Los ojos se abrieron y temblaron un poco ante la luz blanca que venía del techo.

—Hay infinitos tonos. Es como si le preguntara cuántas veces se puede dividir esta palomita. Adivine cuántas veces se puede dividir. Hágale, adivine.

—Unas tres por mucho —contestó después de dudar.

—En principio se puede dividir todas las veces que quiera.

—Qué va. Mire, una, dos, tres y ya no hay por dónde partir.

—Con las manos obvio que no, pero use su imaginación.

—Déjese de cuentos.

—¿Para cuándo me consigue las muchachas?

—No sé, tendría que consultarlo. Tal vez para la próxima semana.

—Y los manes, no se olvide de los manes.

—De esos no estoy tan seguro.

—Los tiene ahí, en los baños, consígame un par.

—Yo de eso no sé nada, yo sólo limpio cuando se cierra el cine y me voy pa mi casa.

—¿Seguro que no sabe nada? Siempre he tenido la duda de cómo es que se rifa eso de a quién le toca hacer qué, ¿sí me entiende?

—Cada cristiano con su cuento.

—No, en serio. ¿Usted nunca se lo ha preguntado?

—Por qué no va usted mismo y se los pregunta si no es que lo sabe ya. Toda esa gente parece lo más de normal, como usted, con esa misma carita de yo no fui pero mire con las que salen.

—Y los otros, ¿cómo son?

—¿Los otros?

—Los que van con el cuchillo entre los pantalones.

—Iguales, todos son hijos de vecino. Vaya y pregunte por los balcones y verá.

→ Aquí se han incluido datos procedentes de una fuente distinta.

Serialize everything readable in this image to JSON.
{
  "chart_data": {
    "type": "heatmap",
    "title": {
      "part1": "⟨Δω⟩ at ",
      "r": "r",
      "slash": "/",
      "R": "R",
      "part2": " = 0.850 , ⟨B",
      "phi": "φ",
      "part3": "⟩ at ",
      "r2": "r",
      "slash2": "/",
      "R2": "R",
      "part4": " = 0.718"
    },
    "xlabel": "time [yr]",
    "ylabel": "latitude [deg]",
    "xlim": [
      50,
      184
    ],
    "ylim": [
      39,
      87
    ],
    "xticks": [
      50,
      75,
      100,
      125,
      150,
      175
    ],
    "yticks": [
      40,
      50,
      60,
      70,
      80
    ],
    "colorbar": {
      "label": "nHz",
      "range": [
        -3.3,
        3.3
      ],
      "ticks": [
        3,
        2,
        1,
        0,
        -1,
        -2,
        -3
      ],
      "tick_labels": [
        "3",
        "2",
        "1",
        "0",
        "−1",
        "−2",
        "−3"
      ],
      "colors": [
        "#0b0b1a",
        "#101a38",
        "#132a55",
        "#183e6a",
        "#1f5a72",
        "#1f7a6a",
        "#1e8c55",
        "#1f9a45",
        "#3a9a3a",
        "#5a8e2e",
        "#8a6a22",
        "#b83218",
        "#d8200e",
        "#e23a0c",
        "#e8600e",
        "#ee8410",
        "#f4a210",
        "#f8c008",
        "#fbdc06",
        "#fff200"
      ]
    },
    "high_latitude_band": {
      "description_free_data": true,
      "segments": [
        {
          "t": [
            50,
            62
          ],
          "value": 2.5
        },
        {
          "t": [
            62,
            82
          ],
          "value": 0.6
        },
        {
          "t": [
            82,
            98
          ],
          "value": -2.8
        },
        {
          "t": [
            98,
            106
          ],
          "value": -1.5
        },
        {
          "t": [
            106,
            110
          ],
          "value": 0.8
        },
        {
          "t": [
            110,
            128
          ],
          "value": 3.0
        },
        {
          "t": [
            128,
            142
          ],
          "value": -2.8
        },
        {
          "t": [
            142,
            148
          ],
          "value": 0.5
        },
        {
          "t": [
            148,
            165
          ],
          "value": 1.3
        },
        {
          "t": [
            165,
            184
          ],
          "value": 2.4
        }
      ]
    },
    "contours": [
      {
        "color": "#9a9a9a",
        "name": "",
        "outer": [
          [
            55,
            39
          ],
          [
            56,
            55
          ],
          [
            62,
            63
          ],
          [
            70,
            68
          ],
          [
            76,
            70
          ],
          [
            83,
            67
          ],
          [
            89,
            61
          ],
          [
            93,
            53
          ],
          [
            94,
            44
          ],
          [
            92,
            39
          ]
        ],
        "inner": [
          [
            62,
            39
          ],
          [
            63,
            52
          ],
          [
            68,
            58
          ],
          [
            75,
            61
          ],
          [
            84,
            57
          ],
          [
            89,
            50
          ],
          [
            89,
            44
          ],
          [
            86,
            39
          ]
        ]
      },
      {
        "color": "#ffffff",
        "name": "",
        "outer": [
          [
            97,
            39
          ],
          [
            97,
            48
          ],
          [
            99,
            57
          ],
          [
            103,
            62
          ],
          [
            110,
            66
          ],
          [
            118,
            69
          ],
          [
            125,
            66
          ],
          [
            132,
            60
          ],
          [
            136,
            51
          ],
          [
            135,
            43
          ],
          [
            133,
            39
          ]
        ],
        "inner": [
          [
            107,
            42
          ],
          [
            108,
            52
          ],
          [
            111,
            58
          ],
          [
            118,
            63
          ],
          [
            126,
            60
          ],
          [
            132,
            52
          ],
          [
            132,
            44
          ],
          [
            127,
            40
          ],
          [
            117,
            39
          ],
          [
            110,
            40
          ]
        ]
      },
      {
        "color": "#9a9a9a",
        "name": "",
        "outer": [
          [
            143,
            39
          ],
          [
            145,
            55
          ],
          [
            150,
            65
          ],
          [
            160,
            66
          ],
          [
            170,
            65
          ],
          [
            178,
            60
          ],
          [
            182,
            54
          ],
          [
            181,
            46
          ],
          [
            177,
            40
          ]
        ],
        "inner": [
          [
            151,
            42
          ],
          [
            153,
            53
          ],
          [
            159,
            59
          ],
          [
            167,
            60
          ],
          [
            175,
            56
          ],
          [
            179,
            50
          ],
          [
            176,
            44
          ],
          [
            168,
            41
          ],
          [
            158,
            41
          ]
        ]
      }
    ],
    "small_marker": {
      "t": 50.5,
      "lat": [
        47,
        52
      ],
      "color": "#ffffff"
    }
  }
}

—Terminaría como los del periódico.

—Entonces deje las güevonadas.

—¿Para cuando las muchachas?

—Muestre la plata primero.

—No me ha dicho cuánto.

—Venga mañana y me busca en la sala de proyección y podemos hablar más tranquilos.

—¿Va con el cuchillo?

—Ya se aculilló ¿o qué? Si quiere hablar de negocios toca mañana. Tengo que hacer unas preguntas primero.

—La película que van a dar ahora, la que usted va a ver mañana, también comienza con un asesinato.

—No me diga.

—Sí. Tampoco se sabe mucho de él, ni se ve el cuerpo. Sólo se ve cuando limpian la sangre y la señora que lo limpia, imagínese que esa señora fuera usted, le dice a Brando mire que la policía estuvo acá y reconstruyeron la escena del crimen, hicieron que yo fuera ella y que abriera la cortina, me desvistiera y afilara la navaja con la que me iba a abrir el cuello. Y Brando callado mirando por la ventana mientras esta viejita, que aguanta un rapidito bien largo, sigue hablando. Y ella dice, sí, ellos, los policías, se divirtieron jugando con la sangre, dice y sigue limpiando con una sonrisa solapada. Una sonrisa de mierda como la suya. ¿Sí me entiende?